Editor’s note: This is the second in an ongoing series meant to give those who are interested in learning to fly fish the perspective and advice needed to get started. More installments will follow. If you have specific questions about fly fishing, feel free to add a comment below, and we’ll do our best to answer them for you.
As a kid, my grandfathers were instrumental in getting me started fishing. Not fly fishing, exactly, but just plain, old fishing. As a kid, anything that offered up the chance of success tended to stick with me—being good at something mattered. So, wisely, my grandfathers (they were good friends with one another) started me, my brothers and my cousins fishing the easiest way they knew how.
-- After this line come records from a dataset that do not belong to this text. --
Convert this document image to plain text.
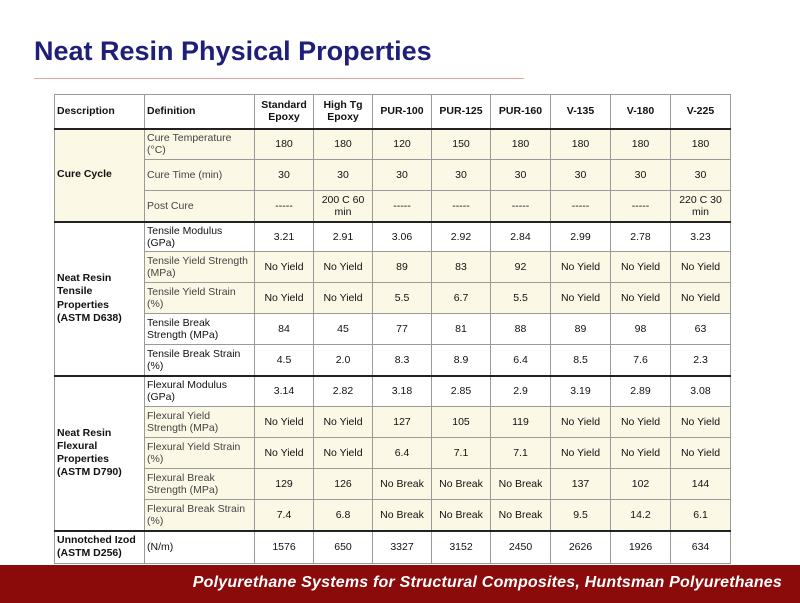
Neat Resin Physical Properties
Description	Definition	Standard Epoxy	High Tg Epoxy	PUR-100	PUR-125	PUR-160	V-135	V-180	V-225
Cure Cycle	Cure Temperature (°C)	180	180	120	150	180	180	180	180
	Cure Time (min)	30	30	30	30	30	30	30	30
	Post Cure	-----	200 C 60 min	-----	-----	-----	-----	-----	220 C 30 min
Neat Resin Tensile Properties (ASTM D638)	Tensile Modulus (GPa)	3.21	2.91	3.06	2.92	2.84	2.99	2.78	3.23
	Tensile Yield Strength (MPa)	No Yield	No Yield	89	83	92	No Yield	No Yield	No Yield
	Tensile Yield Strain (%)	No Yield	No Yield	5.5	6.7	5.5	No Yield	No Yield	No Yield
	Tensile Break Strength (MPa)	84	45	77	81	88	89	98	63
	Tensile Break Strain (%)	4.5	2.0	8.3	8.9	6.4	8.5	7.6	2.3
Neat Resin Flexural Properties (ASTM D790)	Flexural Modulus (GPa)	3.14	2.82	3.18	2.85	2.9	3.19	2.89	3.08
	Flexural Yield Strength (MPa)	No Yield	No Yield	127	105	119	No Yield	No Yield	No Yield
	Flexural Yield Strain (%)	No Yield	No Yield	6.4	7.1	7.1	No Yield	No Yield	No Yield
	Flexural Break Strength (MPa)	129	126	No Break	No Break	No Break	137	102	144
	Flexural Break Strain (%)	7.4	6.8	No Break	No Break	No Break	9.5	14.2	6.1
Unnotched Izod (ASTM D256)	(N/m)	1576	650	3327	3152	2450	2626	1926	634
Polyurethane Systems for Structural Composites, Huntsman Polyurethanes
If we fished streams for brook trout, they equipped us kids with fly rods, but not with all the traditional fly tackle. Rather than flies, we were given worms or grasshoppers. And our leaders were weighted with split shot. We were instructed to let line out by pulling it off the reel, and then using our off hands to pull the line tight while simply swinging the line upstream with our casting hand. We were instructed to do our best to keep the line tight as the baited hook drifted downstream toward us. I caught hundreds—maybe thousands—of small-stream trout using this method. Today, just to prove that fly fishing can be needlessly complex, it’s called Euro-nymphing and is often performed with longer, specialized fly rods that cost several hundred dollars and nymphs (or flies meant to imitate insects in their larval stages) instead of bait. Don’t fret. We’ll get to all that eventually.
If we fished lakes or ponds, we were given spinning rods with the simplest thumb-release casting reels our grandfathers could find. We were taught to cast baited hooks under bobbers into the deeper water, and we were instructed to keep our eyes on the bobber. It was an exercise in patience—some of us had it, and some of us didn’t.
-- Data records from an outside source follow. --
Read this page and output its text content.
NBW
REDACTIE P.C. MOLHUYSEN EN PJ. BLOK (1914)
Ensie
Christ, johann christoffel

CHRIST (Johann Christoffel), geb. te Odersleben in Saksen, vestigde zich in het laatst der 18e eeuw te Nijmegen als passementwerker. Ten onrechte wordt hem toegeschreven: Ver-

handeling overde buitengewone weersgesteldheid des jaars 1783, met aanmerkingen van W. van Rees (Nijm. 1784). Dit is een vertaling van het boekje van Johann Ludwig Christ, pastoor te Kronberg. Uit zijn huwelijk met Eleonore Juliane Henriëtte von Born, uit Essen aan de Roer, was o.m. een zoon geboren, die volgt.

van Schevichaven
As we matured, we would switch to lures and plugs on the lakes, and, in the streams, we were taught simple overhand fly casting using artificial flies instead of bait. Eventually, as time and desire dictated, a couple of us, for whom the sport took hold, took to simply fly fishing all the time, eschewing the spinning tackle. For me, it was just more fun.
Most people come to fly fishing through spin fishing out of a sense of simple curiousity. And, often, newcomers to fly fishing approach the craft as if they’re trying something completely different. Something foreign and strange.
That’s a mistake. Fly fishing and spin fishing aren’t all that dissimilar. Certainly, the method of delivery is different, and the the differences among bait and lures and flies is obvious. But the general concepts still apply. The ulitmate goal is identical. We fish to catch fish.
If you’re a spin-fishing angler who looks at fly fishing with some health skepticism, that’s a good thing. At least you’re interested. But know this: If you fish, you have a head start on folks who simply take up fly fishing having never fished before. As an angler, regardless of how you fish, you likely understand some of the most foundational concepts of fly fishing. If you fish moving water, you likely know how to read it, or you at least know where fish are likely to hold. You likely undertand the importance of a tight line and know what it feels like when a fish hits. You probably have a good sense of timing, are a good judge of distance and have some solid eye-hand coordination skills.
Honestly, you’re most of the way there. A casting lesson may be all you need to really dive in.